Why did no one draw fractals before the early 20th century?
I've heard about art that resembles fractals, but that doesn't count. What I'm talking about is stuff like Sierpinski's triangle. Surely someone must've doodled Sierpinski's triangle centuries ago, right? It seems hard to believe that even simple fractals like Sierpinski's triangle, Von Koch Curve, Peano Curve, Viscek Fractal, or the Jerusalem Cube took so long to be drawn.
Update: By drawing, I mean drawing enough iterations of the fractal on whatever surface you're using so that it is impossible to draw any more due to the thickness of your lines. Here's something I drew a few years ago as an example that's not perfect, but is good enough.
Among other things, depending what you mean by "drawing", it was simply not easy to draw such stuff until the advent of computer-assisted drawing.
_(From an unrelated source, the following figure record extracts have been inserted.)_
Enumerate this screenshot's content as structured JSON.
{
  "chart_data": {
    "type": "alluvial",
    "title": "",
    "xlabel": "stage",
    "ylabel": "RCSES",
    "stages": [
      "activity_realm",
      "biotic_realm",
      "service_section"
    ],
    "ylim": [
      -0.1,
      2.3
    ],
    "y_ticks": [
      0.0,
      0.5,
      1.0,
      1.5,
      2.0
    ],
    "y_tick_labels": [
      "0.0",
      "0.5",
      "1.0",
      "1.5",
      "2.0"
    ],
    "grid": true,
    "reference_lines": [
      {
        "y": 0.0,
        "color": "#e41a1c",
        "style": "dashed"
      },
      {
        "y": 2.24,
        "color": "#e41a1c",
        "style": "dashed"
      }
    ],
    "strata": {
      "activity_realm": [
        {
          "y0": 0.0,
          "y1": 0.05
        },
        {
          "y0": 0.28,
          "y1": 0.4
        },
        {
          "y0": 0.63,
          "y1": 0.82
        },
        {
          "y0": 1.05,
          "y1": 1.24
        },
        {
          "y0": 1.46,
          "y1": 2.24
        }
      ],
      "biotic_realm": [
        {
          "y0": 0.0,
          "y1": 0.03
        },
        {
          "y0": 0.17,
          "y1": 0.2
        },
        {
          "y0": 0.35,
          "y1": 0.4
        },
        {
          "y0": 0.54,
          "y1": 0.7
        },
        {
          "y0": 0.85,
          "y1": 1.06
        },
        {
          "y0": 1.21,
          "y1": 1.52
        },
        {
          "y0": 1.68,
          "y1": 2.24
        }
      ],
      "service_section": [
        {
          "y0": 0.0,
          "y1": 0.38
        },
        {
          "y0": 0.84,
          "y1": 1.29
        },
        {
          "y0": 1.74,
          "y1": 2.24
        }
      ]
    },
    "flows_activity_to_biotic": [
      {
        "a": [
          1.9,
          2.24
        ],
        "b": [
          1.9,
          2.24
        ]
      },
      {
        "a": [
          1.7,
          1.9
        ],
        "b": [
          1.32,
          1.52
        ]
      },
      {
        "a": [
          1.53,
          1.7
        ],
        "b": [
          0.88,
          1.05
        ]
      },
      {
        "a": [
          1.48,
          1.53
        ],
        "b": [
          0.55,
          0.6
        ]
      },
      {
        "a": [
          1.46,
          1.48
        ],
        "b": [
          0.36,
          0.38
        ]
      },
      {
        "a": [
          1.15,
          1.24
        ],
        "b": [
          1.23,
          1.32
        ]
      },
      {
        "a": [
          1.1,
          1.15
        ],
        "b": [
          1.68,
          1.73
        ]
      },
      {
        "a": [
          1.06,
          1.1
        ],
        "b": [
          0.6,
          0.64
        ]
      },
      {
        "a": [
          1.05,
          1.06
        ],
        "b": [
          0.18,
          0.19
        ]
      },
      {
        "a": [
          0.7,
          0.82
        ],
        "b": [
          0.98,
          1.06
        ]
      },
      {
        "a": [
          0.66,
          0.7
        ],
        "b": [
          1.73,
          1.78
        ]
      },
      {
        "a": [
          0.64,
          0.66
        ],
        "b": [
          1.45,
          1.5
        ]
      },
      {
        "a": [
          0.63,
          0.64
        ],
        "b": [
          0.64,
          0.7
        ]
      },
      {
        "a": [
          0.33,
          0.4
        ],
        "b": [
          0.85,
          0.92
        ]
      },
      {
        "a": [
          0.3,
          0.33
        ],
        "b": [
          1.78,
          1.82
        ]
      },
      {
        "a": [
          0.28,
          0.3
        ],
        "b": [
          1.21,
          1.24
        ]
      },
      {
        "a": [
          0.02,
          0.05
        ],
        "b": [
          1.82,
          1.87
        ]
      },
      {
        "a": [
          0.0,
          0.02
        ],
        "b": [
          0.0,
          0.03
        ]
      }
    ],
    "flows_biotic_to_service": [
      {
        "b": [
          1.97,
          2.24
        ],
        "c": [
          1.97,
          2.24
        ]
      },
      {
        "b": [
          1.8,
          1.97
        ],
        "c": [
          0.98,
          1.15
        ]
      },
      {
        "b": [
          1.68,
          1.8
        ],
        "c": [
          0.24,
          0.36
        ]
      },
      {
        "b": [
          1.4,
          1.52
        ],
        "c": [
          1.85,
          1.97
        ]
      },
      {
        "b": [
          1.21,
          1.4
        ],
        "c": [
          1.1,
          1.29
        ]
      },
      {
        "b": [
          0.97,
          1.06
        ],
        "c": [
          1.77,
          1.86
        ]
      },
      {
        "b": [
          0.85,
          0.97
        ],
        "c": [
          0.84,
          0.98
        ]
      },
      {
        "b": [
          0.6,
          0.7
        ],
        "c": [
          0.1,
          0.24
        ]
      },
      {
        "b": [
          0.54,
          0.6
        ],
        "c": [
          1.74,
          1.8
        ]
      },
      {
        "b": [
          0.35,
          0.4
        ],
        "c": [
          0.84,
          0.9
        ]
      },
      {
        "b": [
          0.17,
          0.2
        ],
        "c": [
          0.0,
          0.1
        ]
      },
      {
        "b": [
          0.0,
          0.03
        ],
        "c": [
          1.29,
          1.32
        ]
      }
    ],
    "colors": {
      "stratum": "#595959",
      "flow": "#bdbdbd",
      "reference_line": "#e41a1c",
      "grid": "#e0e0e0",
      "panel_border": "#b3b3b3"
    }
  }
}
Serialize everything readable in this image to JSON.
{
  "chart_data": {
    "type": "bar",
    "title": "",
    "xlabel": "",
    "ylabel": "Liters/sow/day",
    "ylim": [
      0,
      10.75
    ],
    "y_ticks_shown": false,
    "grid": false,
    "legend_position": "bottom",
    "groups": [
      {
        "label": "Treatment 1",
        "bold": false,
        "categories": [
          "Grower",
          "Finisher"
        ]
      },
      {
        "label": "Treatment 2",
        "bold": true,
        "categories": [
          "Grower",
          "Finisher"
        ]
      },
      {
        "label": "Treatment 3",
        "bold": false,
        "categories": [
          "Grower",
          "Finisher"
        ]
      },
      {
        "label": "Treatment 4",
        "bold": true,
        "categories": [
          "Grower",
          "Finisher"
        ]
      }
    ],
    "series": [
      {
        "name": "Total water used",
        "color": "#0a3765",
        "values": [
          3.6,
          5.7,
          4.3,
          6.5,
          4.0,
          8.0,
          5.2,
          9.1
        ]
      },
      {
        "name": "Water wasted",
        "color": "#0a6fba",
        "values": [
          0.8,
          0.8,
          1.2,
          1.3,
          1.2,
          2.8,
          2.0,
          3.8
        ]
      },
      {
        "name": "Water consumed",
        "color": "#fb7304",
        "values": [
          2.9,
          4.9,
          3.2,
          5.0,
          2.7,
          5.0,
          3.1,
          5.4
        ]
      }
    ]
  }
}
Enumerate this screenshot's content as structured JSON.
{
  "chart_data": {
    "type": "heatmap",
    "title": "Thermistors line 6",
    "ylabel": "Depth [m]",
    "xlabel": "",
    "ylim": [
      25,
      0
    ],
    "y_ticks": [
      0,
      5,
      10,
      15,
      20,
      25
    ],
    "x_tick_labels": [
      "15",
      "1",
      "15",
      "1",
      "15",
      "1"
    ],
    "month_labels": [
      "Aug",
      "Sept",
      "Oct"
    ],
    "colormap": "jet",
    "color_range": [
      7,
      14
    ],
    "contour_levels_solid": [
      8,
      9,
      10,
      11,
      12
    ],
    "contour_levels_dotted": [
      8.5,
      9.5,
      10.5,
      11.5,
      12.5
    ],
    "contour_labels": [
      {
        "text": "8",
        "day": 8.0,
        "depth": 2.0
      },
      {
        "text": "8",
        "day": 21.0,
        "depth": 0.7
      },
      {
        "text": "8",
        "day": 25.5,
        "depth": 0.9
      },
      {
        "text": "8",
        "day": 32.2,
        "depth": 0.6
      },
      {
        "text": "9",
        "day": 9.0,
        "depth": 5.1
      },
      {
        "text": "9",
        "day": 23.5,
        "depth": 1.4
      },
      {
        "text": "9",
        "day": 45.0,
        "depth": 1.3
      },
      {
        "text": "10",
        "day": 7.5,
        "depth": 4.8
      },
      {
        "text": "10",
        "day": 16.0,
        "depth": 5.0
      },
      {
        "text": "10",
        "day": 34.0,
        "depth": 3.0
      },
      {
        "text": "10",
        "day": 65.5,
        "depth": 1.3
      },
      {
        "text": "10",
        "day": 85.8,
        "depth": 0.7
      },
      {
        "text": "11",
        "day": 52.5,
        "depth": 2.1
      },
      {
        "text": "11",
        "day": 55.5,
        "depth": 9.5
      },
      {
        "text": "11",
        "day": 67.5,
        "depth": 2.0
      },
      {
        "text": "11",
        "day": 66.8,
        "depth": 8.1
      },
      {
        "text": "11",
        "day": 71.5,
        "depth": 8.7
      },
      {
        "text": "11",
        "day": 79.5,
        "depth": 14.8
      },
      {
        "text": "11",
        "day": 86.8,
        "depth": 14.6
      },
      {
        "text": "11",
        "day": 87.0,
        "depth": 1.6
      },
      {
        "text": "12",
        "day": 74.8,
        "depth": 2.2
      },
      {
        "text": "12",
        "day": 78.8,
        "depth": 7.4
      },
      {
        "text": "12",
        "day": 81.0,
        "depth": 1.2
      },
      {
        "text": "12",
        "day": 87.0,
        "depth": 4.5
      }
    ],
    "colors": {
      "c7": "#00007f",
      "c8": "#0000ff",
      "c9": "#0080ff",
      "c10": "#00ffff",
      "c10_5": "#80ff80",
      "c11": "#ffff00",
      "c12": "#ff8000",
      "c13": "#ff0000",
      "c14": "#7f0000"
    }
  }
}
I seem to recall that J. Peter Matelski (who started grad school a year or two after I did, at Princeton, c. 1974) was one of the first people to draw (one way or another) a picture of some part of the Mandelbrot set.
EDIT: in the late 1980's, I myself did "hack" my dot-matrix printer so that it could print a part of a Mandelbrot set. Had to set "characters" that were the various dots-or-not in the small print-blocks (or whatever they were called)... and also cause there to be no inter-line spacing... and so on. A fun exercise, but limited resolution.